Direct injection also has some disadvantages. Firstly, this technique is invasive and as such there is high risk of cellular damage reducing the overall data output. Additionally, this technique requires specialized equipment, is labor intensive and requires a high skill level. The incubation in Fluo-3AM allows for the recording of multiple muscles simultaneously; direct injection only permits one or perhaps a few cells in a single preparation to be recorded (Russell 2011).
In conclusion, our long-term goal is to understand how anthelmintics manipulate cellular signaling in B. malayi. We have previously demonstrated how anthelmintics manipulate muscle signaling using electrophysiology (Kashyap et al. 2019; Verma et al. 2017), but these studies do not allow us to record changes in intracellular signaling and to measure the effects on downstream secondary messengers. By developing two methods to record calcium signals in B. malayi muscles, we hypothesize we will be able to measure the effects of anthelmintics in numerous ways to achieve a greater understanding how these compounds interfere with cellular signaling in parasitic nematodes.
Acknowledgements
The authors would like to thank the Filariasis Research Reagent Resource Centre (FR3; College of Veterinary Medicine, University of Georgia, USA) for the supply of live adult B. malayi.
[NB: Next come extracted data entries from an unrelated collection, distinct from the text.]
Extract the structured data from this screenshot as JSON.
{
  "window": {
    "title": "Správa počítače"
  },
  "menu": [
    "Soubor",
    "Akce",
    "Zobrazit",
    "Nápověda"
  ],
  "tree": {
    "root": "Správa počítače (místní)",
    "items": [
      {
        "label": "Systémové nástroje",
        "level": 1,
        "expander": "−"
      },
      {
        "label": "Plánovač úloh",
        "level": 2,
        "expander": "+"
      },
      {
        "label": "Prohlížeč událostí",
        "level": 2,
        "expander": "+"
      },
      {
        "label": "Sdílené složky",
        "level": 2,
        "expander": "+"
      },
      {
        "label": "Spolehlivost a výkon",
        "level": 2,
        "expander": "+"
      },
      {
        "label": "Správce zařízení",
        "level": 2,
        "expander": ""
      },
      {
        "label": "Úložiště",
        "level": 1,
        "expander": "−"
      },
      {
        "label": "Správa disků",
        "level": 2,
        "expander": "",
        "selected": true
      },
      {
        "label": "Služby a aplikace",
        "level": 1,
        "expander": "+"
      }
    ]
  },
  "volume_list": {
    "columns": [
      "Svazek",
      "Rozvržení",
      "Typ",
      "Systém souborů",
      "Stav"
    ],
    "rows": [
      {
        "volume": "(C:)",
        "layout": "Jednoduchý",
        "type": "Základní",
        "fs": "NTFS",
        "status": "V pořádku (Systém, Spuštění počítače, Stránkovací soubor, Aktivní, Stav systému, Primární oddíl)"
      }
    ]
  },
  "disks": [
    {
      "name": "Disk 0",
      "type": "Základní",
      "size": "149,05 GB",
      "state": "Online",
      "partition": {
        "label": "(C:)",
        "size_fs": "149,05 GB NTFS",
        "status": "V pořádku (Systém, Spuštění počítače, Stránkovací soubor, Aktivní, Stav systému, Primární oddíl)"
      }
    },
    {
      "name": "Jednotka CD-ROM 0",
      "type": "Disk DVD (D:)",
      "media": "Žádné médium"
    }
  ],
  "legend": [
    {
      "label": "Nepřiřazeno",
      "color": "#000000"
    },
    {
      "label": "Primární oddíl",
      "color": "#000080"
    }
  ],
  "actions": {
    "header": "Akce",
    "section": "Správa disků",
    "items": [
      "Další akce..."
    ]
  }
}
Funding This study was funded by National Institutes of Health NIAID (NIH R01 AI047194 and R21AI138967 to RJM) and the EA Benbrook Endowed Chair of Pathology and Parasitology. The funding agencies had no role in the design, execution or publication of this study. The content is solely the responsibility of the authors and does not necessarily represent the official views of the National Institute of Allergy and Infectious Diseases.
Footnotes
Availability of data and materials All data generated or analyzed during this study are included in this published article.
Conflict of interest The authors declare that they have no conflict of interests.